Two U.S. officials confirmed that the impostor was paid to meet with representatives of the Afghan government. In Washington Tuesday, White House spokesman Bill Burton told reporters no U.S. tax dollars went to the impostor.
The U.S. officials, who requested anonymity, confirmed that the talks took place, but it's unclear at what level, and who in the Afghan government he spoke with while impersonating Mansour. Afghan President Hamid Karzai today denied meeting with the impostor.
The Washington Post report identified the impostor as a shopkeeper from Quetta, Pakistan.
Speaking to reporters in Berlin, Gen. David Petraeus, the commander of coalition forces in Afghanistan, said there had been skepticism all along about the man.
"It might well be that that skepticism was well founded," Petraeus said.
Another U.S. official, who requested anonymity, suggested that the U.S. never trusted the impostor or had faith that he could deliver anything to the talks. Another American official said suspicion of the impostor was immediate.
"We were always suspicious. He was two inches shorter than we had thought," said the official.
The story, as originally reported by The New York Times, "vastly overstates our investment in this channel, and we had doubts from the first meeting that this guy was who he said he was," said another official.
It is troubling from a security standpoint that an impostor was feted to a certain extent by the U.S. in Afghanistan. The news comes less than a year after seven CIA agents were killed when a spy they were recruiting detonated a suicide bomb at a secret CIA base in Afghanistan.
Ambassador Richard Holbrooke Hinted of Incident
What is not clear is if this infiltrator, pretending to be Muhammad Mansour, was working with a group or as an independent operator.
Ambassador Richard Holbrooke, the U.S. Special Envoy to Afghanistan and Pakistan, may have hinted at the incident just weeks after a senior military official first told reporters that there had been high-level talks between the Taliban and Afghan officials.
At a briefing in Washington on October 29, after returning from a trip to Afghanistan, Holbrooke told reporters that "there's been more written about it than has actually happened."
Holbrooke said there are talks with lower-level fighters, but downplayed expectations for talks with high-level leaders within the Taliban.
"This is not, however, the kind of high-level talks which all of you are writing and speculating about.
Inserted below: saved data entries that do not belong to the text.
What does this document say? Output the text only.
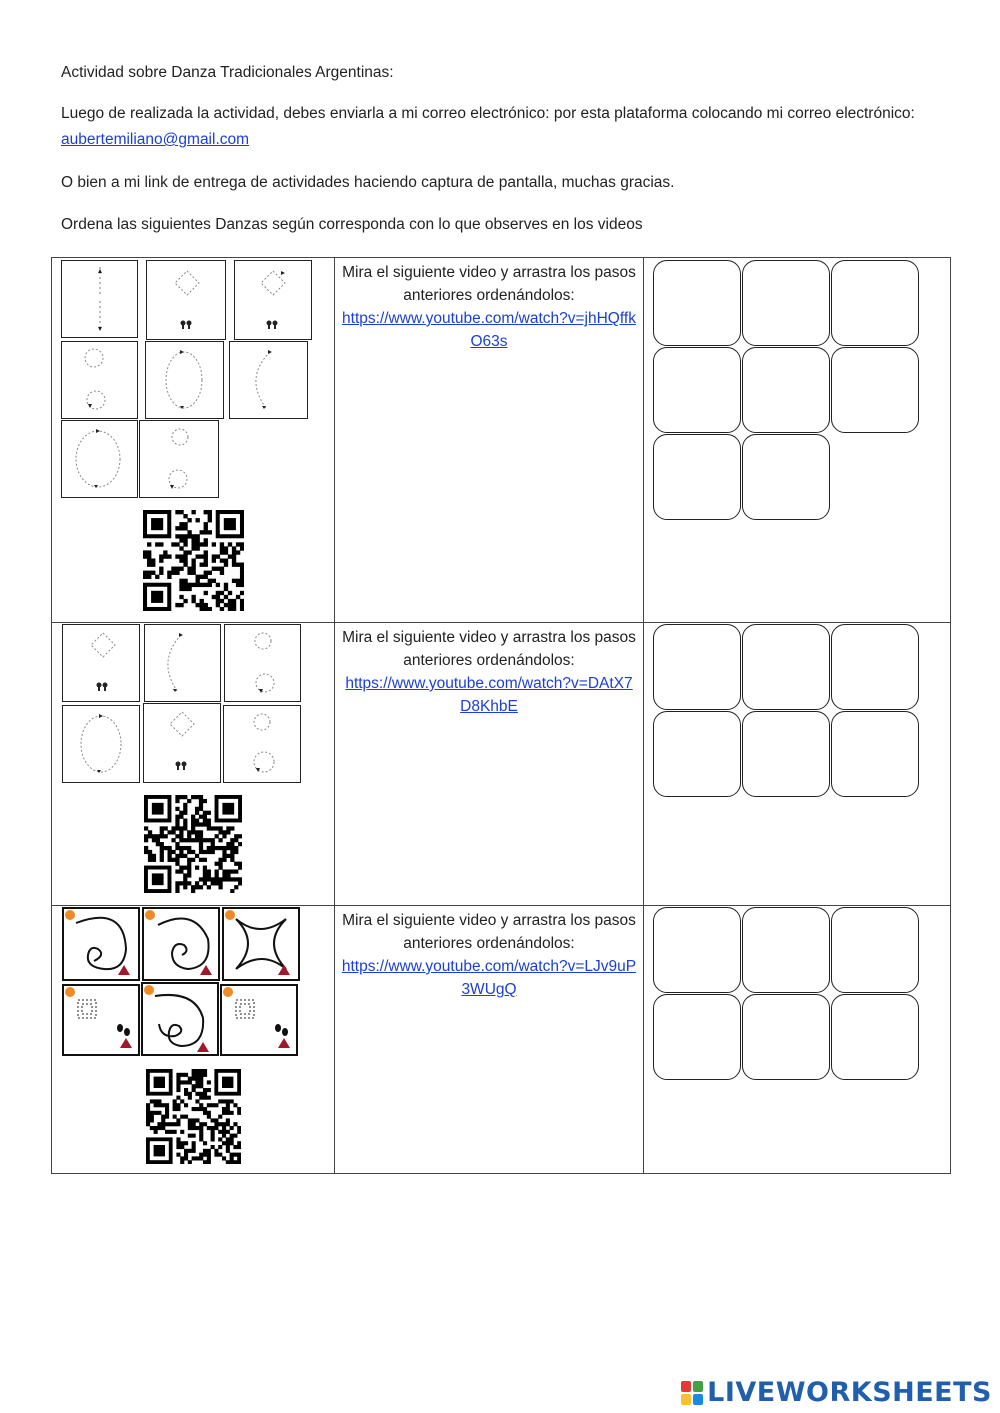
Actividad sobre Danza Tradicionales Argentinas:

Luego de realizada la actividad, debes enviarla a mi correo electrónico: por esta plataforma colocando mi correo electrónico: aubertemiliano@gmail.com

O bien a mi link de entrega de actividades haciendo captura de pantalla, muchas gracias.

Ordena las siguientes Danzas según corresponda con lo que observes en los videos

Mira el siguiente video y arrastra los pasos anteriores ordenándolos:
https://www.youtube.com/watch?v=jhHQffkO63s	

Mira el siguiente video y arrastra los pasos anteriores ordenándolos:
https://www.youtube.com/watch?v=DAtX7D8KhbE	

Mira el siguiente video y arrastra los pasos anteriores ordenándolos:
https://www.youtube.com/watch?v=LJv9uP3WUgQ	

LIVEWORKSHEETS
And those are not taking place. They're just being written about. ... There is less here than meets the eye."
The comments were a shift because Holbrooke was one of the officials who had been quoted earlier saying the Taliban leadership wanted to talk.
That optimism had softened when Holbrooke told reporters at the briefing that "there is no indication at this point that the Taliban leadership wishes to change its course."